Freedom of speech has been compromised, CCAPA contends; librarians and others who keep public records may be prosecuted if they "tell anyone the government subpoenaed information related to a terror investigation." The right to legal representation has now been watered down as the Patriot Act allows government to monitor conversations between attorneys and clients in federal prisons "and deny lawyers to Americans accused of crimes." The constitutionally guaranteed freedom from unreasonable searches (Fourth Amendment) is no longer enforced, according to CCAPA's research, as under the Patriot Act the warrant-less search and seizure of any person records (including phone calls and bank records) may be conducted at the whim of the executive branch. Right to a speed trial: Americans may now be jailed "indefinitely without a trial," according to CCAPA. And further, the presumed right to liberty is also compromised as Americans can be (and have been) jailed "without being charged or being able to confront witnesses against them; indeed, "enemy combatants" have been held without specific charges against them, some have been tortured and moved from one remote CIA prison environment to another, according to numerous sources (and not denied by the executive branch).

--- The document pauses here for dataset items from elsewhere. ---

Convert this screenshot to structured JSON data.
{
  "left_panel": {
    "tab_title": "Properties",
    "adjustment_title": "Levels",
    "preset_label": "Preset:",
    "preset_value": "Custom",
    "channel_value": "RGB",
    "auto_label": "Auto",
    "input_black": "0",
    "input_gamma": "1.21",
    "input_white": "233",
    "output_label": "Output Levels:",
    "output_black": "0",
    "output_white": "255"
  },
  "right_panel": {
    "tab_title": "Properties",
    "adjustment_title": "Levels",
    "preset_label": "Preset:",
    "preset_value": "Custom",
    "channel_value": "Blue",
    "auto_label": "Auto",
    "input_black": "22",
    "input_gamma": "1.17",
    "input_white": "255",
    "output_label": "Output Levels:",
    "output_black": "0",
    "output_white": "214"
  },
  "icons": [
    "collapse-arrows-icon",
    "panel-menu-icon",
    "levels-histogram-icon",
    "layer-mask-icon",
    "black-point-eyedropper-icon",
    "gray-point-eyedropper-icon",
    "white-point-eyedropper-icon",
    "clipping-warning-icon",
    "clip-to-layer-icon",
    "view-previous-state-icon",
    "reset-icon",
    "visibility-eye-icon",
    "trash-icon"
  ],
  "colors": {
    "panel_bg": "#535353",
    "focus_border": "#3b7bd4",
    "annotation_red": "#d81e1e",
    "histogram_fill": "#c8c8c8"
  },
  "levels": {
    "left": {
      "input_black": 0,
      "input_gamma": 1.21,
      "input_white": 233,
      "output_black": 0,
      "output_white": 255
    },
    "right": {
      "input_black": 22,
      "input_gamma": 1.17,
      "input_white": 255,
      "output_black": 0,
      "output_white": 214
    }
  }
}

Patriot act tools misused by bush administration
When the Bush Administration promoted the original passage of the Patriot Act, it sited the need to use this as a "tool" for its "war on terrorism"; but according to an article in the New York Times (Lichtblau 2005) reprinted in the CCAPA Web pages (www.scn.org), the administration is using Patriot Act tools to pursue drug traffickers, white-collar criminals, blackmailers, child pornographers, money launderers, spies and corrupt foreign leaders…" as well. Critics say the administration's use of the law in areas outside the bounds of terrorism investigations is evidence that Bush and his administration have "sold the American public a false bill of goods."